Snell & Wilmer is an American law firm based in Phoenix, Arizona. Founded in 1938, the firm represents clients ranging from large, publicly traded corporations, to small businesses, individuals and entrepreneurs. Barbara J. Dawson has served as chair since April 2023, when she succeeded Matthew P. Feeney.

==History==
Snell & Wilmer traces its origins to 1934, when attorneys Frank L. Snell, Jr., Riney Salmon, and Charles Strouss began practicing together in Phoenix. Mark Wilmer joined the firm in 1938, and the firm later became known as Snell & Wilmer.

From 1956 to 1958, firm co-founder Mark Wilmer led the legal team representing Arizona in Arizona v. California, a water-rights dispute with California over the Colorado River. The U.S. Supreme Court ruled in Arizona's favor in 1963, a decision that enabled the construction of the Central Arizona Project.

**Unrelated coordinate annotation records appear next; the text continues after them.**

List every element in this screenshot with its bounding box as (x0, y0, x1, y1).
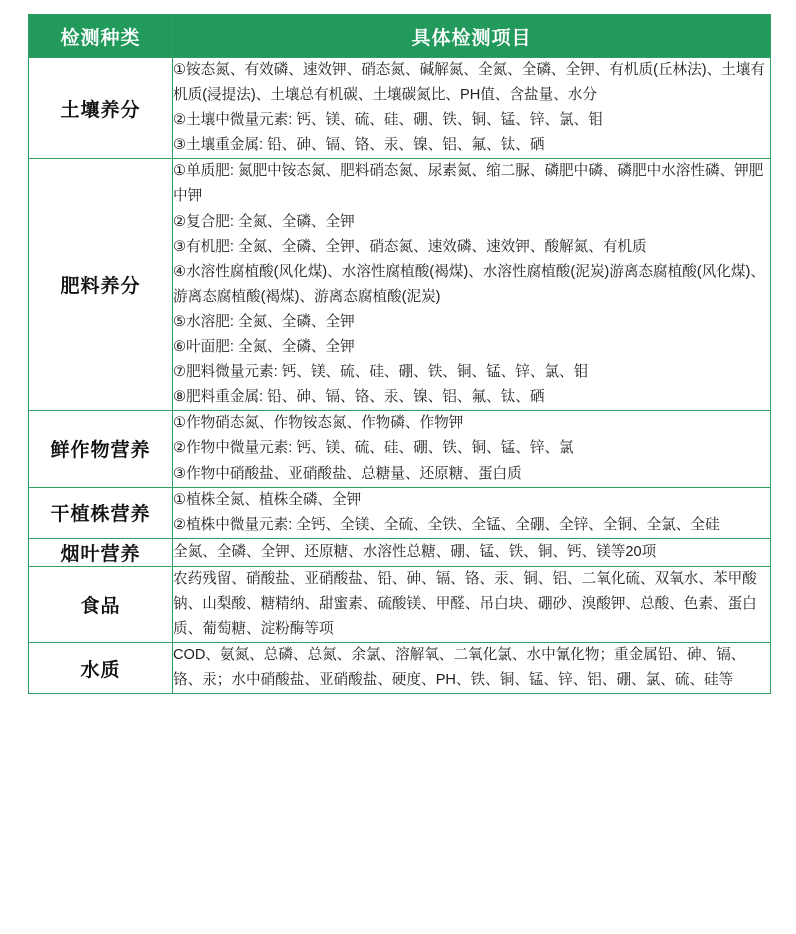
row-items-food (173, 566, 771, 642)
item-line: ②土壤中微量元素: 钙、镁、硫、硅、硼、铁、铜、锰、锌、氯、钼 (173, 112, 603, 129)
item-line: 农药残留、硝酸盐、亚硝酸盐、铅、砷、镉、铬、汞、铜、铝、二氧化硫、双氧水、苯甲酸钠、山梨酸、糖精纳、甜蜜素、硫酸镁、甲醛、吊白块、硼砂、溴酸钾、总酸、色素、蛋白质、葡萄糖、淀粉酶等项 (173, 570, 757, 637)
item-line: ②植株中微量元素: 全钙、全镁、全硫、全铁、全锰、全硼、全锌、全铜、全氯、全硅 (173, 516, 720, 533)
row-items-fertilizer-nutrients (173, 159, 771, 411)
table-row (29, 411, 771, 487)
item-line: ⑧肥料重金属: 铅、砷、镉、铬、汞、镍、铝、氟、钛、硒 (173, 389, 545, 406)
item-line: ⑦肥料微量元素: 钙、镁、硫、硅、硼、铁、铜、锰、锌、氯、钼 (173, 364, 589, 381)
table-row (29, 566, 771, 642)
row-kind-soil-nutrients: 土壤养分 (29, 58, 173, 159)
table-row (29, 538, 771, 566)
detection-items-table (28, 14, 771, 694)
row-kind-fresh-crop-nutrition: 鲜作物营养 (29, 411, 173, 487)
item-line: ⑥叶面肥: 全氮、全磷、全钾 (173, 339, 355, 356)
item-line: ①单质肥: 氮肥中铵态氮、肥料硝态氮、尿素氮、缩二脲、磷肥中磷、磷肥中水溶性磷、钾肥中钾 (173, 163, 764, 205)
row-kind-tobacco-leaf-nutrition: 烟叶营养 (29, 538, 173, 566)
item-line: ②复合肥: 全氮、全磷、全钾 (173, 213, 355, 230)
item-line: ②作物中微量元素: 钙、镁、硫、硅、硼、铁、铜、锰、锌、氯 (173, 440, 574, 457)
row-items-soil-nutrients (173, 58, 771, 159)
item-line: ①植株全氮、植株全磷、全钾 (173, 491, 362, 508)
table-row (29, 487, 771, 538)
row-items-fresh-crop-nutrition (173, 411, 771, 487)
item-line: ①铵态氮、有效磷、速效钾、硝态氮、碱解氮、全氮、全磷、全钾、有机质(丘林法)、土壤有机质(浸提法)、土壤总有机碳、土壤碳氮比、PH值、含盐量、水分 (173, 62, 765, 104)
table-body (29, 58, 771, 694)
row-items-tobacco-leaf-nutrition (173, 538, 771, 566)
table-row (29, 643, 771, 694)
header-cell-items: 具体检测项目 (173, 15, 771, 58)
item-line: ①作物硝态氮、作物铵态氮、作物磷、作物钾 (173, 415, 464, 432)
item-line: ⑤水溶肥: 全氮、全磷、全钾 (173, 313, 355, 330)
row-kind-food: 食品 (29, 566, 173, 642)
row-items-dry-plant-nutrition (173, 487, 771, 538)
table-header (29, 15, 771, 58)
table-header-row (29, 15, 771, 58)
header-cell-kind: 检测种类 (29, 15, 173, 58)
item-line: ③有机肥: 全氮、全磷、全钾、硝态氮、速效磷、速效钾、酸解氮、有机质 (173, 238, 647, 255)
item-line: ④水溶性腐植酸(风化煤)、水溶性腐植酸(褐煤)、水溶性腐植酸(泥炭)游离态腐植酸(风化煤)、游离态腐植酸(褐煤)、游离态腐植酸(泥炭) (173, 263, 765, 305)
item-line: ③作物中硝酸盐、亚硝酸盐、总糖量、还原糖、蛋白质 (173, 465, 522, 482)
row-items-water-quality (173, 643, 771, 694)
table-row (29, 58, 771, 159)
item-line: 全氮、全磷、全钾、还原糖、水溶性总糖、硼、锰、铁、铜、钙、镁等20项 (173, 543, 657, 560)
table-row (29, 159, 771, 411)
row-kind-water-quality: 水质 (29, 643, 173, 694)
item-line: COD、氨氮、总磷、总氮、余氯、溶解氧、二氧化氯、水中氰化物；重金属铅、砷、镉、铬、汞；水中硝酸盐、亚硝酸盐、硬度、PH、铁、铜、锰、锌、铝、硼、氯、硫、硅等 (173, 647, 746, 689)
row-kind-fertilizer-nutrients: 肥料养分 (29, 159, 173, 411)
item-line: ③土壤重金属: 铅、砷、镉、铬、汞、镍、铝、氟、钛、硒 (173, 137, 545, 154)
row-kind-dry-plant-nutrition: 干植株营养 (29, 487, 173, 538)
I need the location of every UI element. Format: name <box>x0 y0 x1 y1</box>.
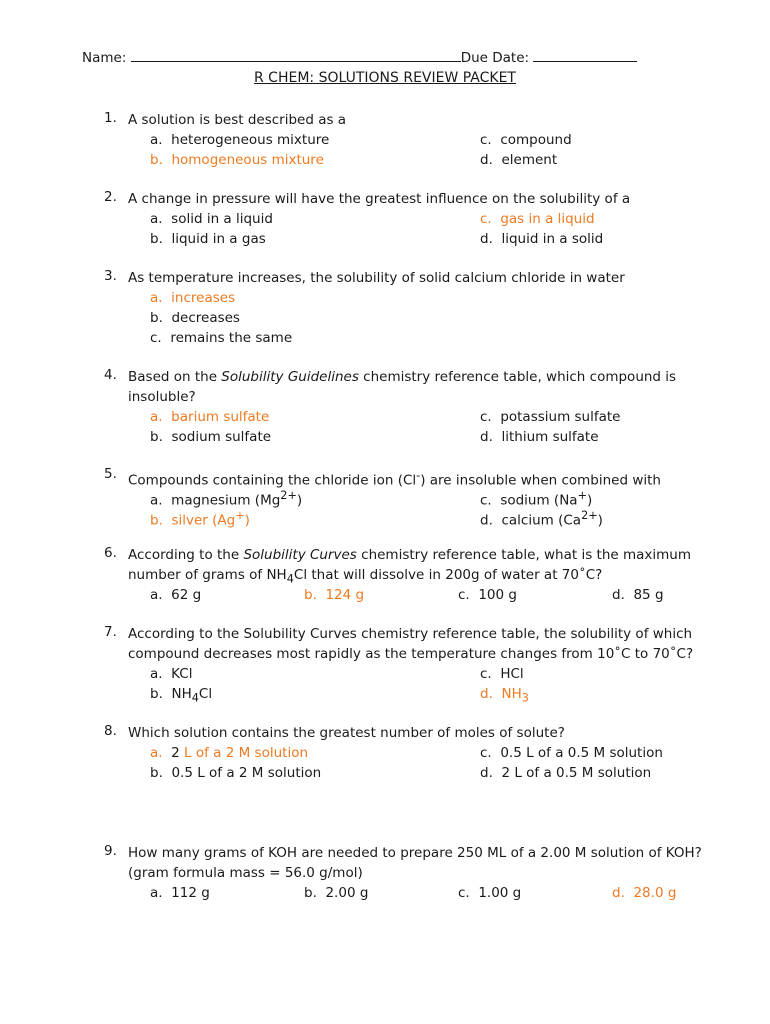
option-c: c. 100 g <box>458 587 517 603</box>
option-b: b. 2.00 g <box>304 885 369 901</box>
option-b: b. decreases <box>150 310 240 326</box>
option-b: b. sodium sulfate <box>150 429 272 445</box>
question-text: How many grams of KOH are needed to prepare 250 ML of a 2.00 M solution of KOH? (gram formula mass = 56.0 g/mol) <box>128 845 702 881</box>
option-d: d. 2 L of a 0.5 M solution <box>480 765 652 781</box>
question-text: Which solution contains the greatest number of moles of solute? <box>128 725 565 741</box>
question-8: 8. Which solution contains the greatest number of moles of solute? a. 2 L of a 2 M solution b. 0.5 L of a 2 M solution c. 0.5 L of a 0.5 M solution d. 2 L of a 0.5 M solution <box>104 723 704 743</box>
question-3: 3. As temperature increases, the solubility of solid calcium chloride in water a. increases b. decreases c. remains the same <box>104 268 704 288</box>
option-a: a. KCl <box>150 666 193 682</box>
question-text: According to the Solubility Curves chemistry reference table, the solubility of which compound decreases most rapidly as the temperature changes from 10˚C to 70˚C? <box>128 626 694 662</box>
header-line <box>82 47 637 66</box>
question-text: Based on the Solubility Guidelines chemistry reference table, which compound is insoluble? <box>128 369 677 405</box>
option-b: b. liquid in a gas <box>150 231 266 247</box>
question-text: Compounds containing the chloride ion (Cl-) are insoluble when combined with <box>128 469 661 489</box>
option-d: d. lithium sulfate <box>480 429 599 445</box>
option-c: c. compound <box>480 132 572 148</box>
question-5: 5. Compounds containing the chloride ion (Cl-) are insoluble when combined with a. magnesium $(Mg^{2+})$ b. silver (Ag+) c. sodium (Na+) d. calcium $(Ca^{2+})$ <box>104 466 704 491</box>
name-label: Name: <box>82 50 127 66</box>
question-1: 1. A solution is best described as a a. heterogeneous mixture b. homogeneous mixture c. compound d. element <box>104 110 704 130</box>
question-text: According to the Solubility Curves chemistry reference table, what is the maximum number of grams of $NH_4Cl$ that will dissolve in 200g of water at 70˚C? <box>128 547 692 586</box>
option-d: d. element <box>480 152 558 168</box>
due-date-blank[interactable] <box>533 47 637 62</box>
option-c: c. 0.5 L of a 0.5 M solution <box>480 745 663 761</box>
option-c: c. potassium sulfate <box>480 409 621 425</box>
question-6: 6. According to the Solubility Curves chemistry reference table, what is the maximum number of grams of $NH_4Cl$ that will dissolve in 200g of water at 70˚C? a. 62 g b. 124 g c. 100 g d. 85 g <box>104 545 704 590</box>
name-blank[interactable] <box>131 47 461 62</box>
option-b-answer: b. 124 g <box>304 587 365 603</box>
question-9: 9. How many grams of KOH are needed to prepare 250 ML of a 2.00 M solution of KOH? (gram formula mass = 56.0 g/mol) a. 112 g b. 2.00 g c. 1.00 g d. 28.0 g <box>104 843 704 883</box>
option-a: a. heterogeneous mixture <box>150 132 330 148</box>
option-d: d. liquid in a solid <box>480 231 604 247</box>
option-c: c. HCl <box>480 666 524 682</box>
option-b: b. 0.5 L of a 2 M solution <box>150 765 322 781</box>
question-7: 7. According to the Solubility Curves chemistry reference table, the solubility of which compound decreases most rapidly as the temperature changes from 10˚C to 70˚C? a. KCl b. $NH_4Cl$ c. HCl d. $NH_3$ <box>104 624 704 664</box>
page-title: R CHEM: SOLUTIONS REVIEW PACKET <box>254 70 516 86</box>
option-b-answer: b. silver (Ag+) <box>150 509 250 529</box>
due-date-label: Due Date: <box>460 50 530 66</box>
option-a: a. 62 g <box>150 587 202 603</box>
option-d: d. calcium $(Ca^{2+})$ <box>480 509 603 529</box>
option-d-answer: d. $NH_3$ <box>480 686 529 705</box>
option-c: c. remains the same <box>150 330 293 346</box>
option-a-answer: a. barium sulfate <box>150 409 270 425</box>
option-a: a. magnesium $(Mg^{2+})$ <box>150 489 303 509</box>
option-d-answer: d. 28.0 g <box>612 885 677 901</box>
option-b-answer: b. homogeneous mixture <box>150 152 324 168</box>
option-d: d. 85 g <box>612 587 664 603</box>
question-text: A change in pressure will have the greatest influence on the solubility of a <box>128 191 631 207</box>
question-text: As temperature increases, the solubility of solid calcium chloride in water <box>128 270 625 286</box>
question-4: 4. Based on the Solubility Guidelines chemistry reference table, which compound is insoluble? a. barium sulfate b. sodium sulfate c. potassium sulfate d. lithium sulfate <box>104 367 704 407</box>
option-a: a. solid in a liquid <box>150 211 273 227</box>
question-2: 2. A change in pressure will have the greatest influence on the solubility of a a. solid in a liquid b. liquid in a gas c. gas in a liquid d. liquid in a solid <box>104 189 704 209</box>
option-a: a. 112 g <box>150 885 210 901</box>
option-c: c. sodium (Na+) <box>480 489 593 509</box>
option-a-answer: a. increases <box>150 290 236 306</box>
option-a-answer: a. 2 L of a 2 M solution <box>150 745 309 761</box>
option-b: b. $NH_4Cl$ <box>150 686 213 705</box>
option-c: c. 1.00 g <box>458 885 522 901</box>
option-c-answer: c. gas in a liquid <box>480 211 595 227</box>
question-text: A solution is best described as a <box>128 112 347 128</box>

After World War II, attorneys Joseph T. Melczer, Jr., James Walsh, and Edwin Beauchamp joined the firm, which was then known as Snell, Wilmer, Walsh, Melczer & Beauchamp. The firm shortened its name to Snell & Wilmer around 1950, after Walsh departed to become a U.S. District Court judge.

In 1993, the firm's long-standing relationship with major client Arizona Public Service Company (APS) was strained after a whistleblower lawsuit alleged that an APS employee had been passed over for a job in retaliation for reporting safety violations at the Palo Verde Nuclear Generating Station. APS's president and CEO publicly criticized the firm's handling of the case's discovery process as "improper and ineffective," and the two Snell & Wilmer attorneys who had handled the litigation were removed from the account, though APS continued its relationship with the firm.